According to Frank Lloyd Wright, the hearth is the center of the household.

According to a quick Facebook poll I took recently, the kitchen is–or wherever food is prepared. One person suggested the TV room, but the overwhelming response was the kitchen.

I’m inclined to agree with kitchen, primarily, simply because my family gathers in the kitchen to cook and eat and it’s directly on axis with the front door when you enter, so we frequently entertain in it as well. Also, the kitchen is where most families eat dinner, and eating together–maybe not as a whole family [1] but still in some kind of group–is a very common thing.

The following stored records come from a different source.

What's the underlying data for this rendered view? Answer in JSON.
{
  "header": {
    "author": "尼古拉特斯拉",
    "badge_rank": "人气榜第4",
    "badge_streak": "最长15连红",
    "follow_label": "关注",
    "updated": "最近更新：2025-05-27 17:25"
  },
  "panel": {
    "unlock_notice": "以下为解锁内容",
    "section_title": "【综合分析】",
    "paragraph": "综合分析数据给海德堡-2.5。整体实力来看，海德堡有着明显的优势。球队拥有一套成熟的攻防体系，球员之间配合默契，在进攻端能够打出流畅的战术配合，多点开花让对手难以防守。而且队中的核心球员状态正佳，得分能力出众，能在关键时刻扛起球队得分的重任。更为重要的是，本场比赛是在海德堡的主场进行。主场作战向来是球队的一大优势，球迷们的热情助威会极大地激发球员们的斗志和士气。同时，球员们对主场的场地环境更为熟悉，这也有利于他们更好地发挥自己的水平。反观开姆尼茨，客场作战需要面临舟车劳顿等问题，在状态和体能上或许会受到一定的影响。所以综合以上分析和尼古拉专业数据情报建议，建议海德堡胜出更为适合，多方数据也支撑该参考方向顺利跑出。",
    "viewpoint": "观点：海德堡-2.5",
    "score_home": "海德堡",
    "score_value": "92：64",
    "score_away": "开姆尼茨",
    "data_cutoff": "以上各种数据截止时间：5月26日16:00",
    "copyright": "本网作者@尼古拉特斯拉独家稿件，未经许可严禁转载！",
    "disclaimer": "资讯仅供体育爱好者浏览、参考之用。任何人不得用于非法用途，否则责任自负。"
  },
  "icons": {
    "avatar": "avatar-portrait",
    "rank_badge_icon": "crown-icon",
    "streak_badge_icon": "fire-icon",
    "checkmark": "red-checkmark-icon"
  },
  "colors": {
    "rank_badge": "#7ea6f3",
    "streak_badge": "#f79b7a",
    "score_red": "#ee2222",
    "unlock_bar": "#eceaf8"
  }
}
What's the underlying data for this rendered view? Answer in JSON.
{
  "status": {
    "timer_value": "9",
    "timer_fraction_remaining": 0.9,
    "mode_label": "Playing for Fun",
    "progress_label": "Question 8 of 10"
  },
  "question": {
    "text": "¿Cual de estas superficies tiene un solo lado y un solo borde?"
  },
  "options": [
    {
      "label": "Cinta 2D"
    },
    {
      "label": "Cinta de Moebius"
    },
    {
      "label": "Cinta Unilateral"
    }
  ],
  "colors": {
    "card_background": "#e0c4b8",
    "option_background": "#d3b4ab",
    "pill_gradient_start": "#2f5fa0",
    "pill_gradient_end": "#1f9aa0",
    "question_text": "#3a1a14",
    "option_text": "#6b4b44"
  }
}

However, I see the argument for the TV room. At the house where I’m living for half the summer, we gather in the TV room to watch things and chat about them. Since beginning my time in this house, I have seen lots of things I wouldn’t hunt down myself: like Game of Thrones [2] or Mean Girls [3]. However, we did watch My Neighbour Totoro one day and that was pretty awesome. Nonetheless, I really enjoy getting a chance to just hang out with my housemates, even if I don’t often approve of their taste. But that’s a younger-generation thing to do, to gather in front of the TV, as far as I know. If we eat dinner as a house, though, we eat in the kitchen. It’s still a gathering place.

It makes sense for the place where bread is broken together to be the center of the house. In a sense, it’s the center of the Faith–the Eucharist [4]. House/family dinner is a chance for everyone to catch up with each other. The Eucharist is a chance for all the faithful to pray together, offering their prayers for each other. Because the Eucharistic Sacrifice exists outside of harmonic/monotonous time as we know it but is rather always happening at every moment, every time we witness it we are glimpsing the community of Heaven–and catching up with our heavenly Family. I can go to Mass on Saturday night and I will be praying with my friend who attends Mass on Sunday morning. We are united beyond time and space.

1. It’s a sad thing that many families don’t eat all together any more.

2. My best friend from high school calls it Boobs and Dragons. I’d be more inclined to call it Boobs and Violence, since I’m only in it for the dragons and they really don’t show up often enough to make it worthwhile.

3. Avoided this like the plague because I’d had horrific experiences during middle school. Lots of cultural references make sense now but it wasn’t all that good.

4. I know it’s MUCH more than just breaking bread together–but the communal meal is still a valid aspect, albeit played up way too much by feel-goods.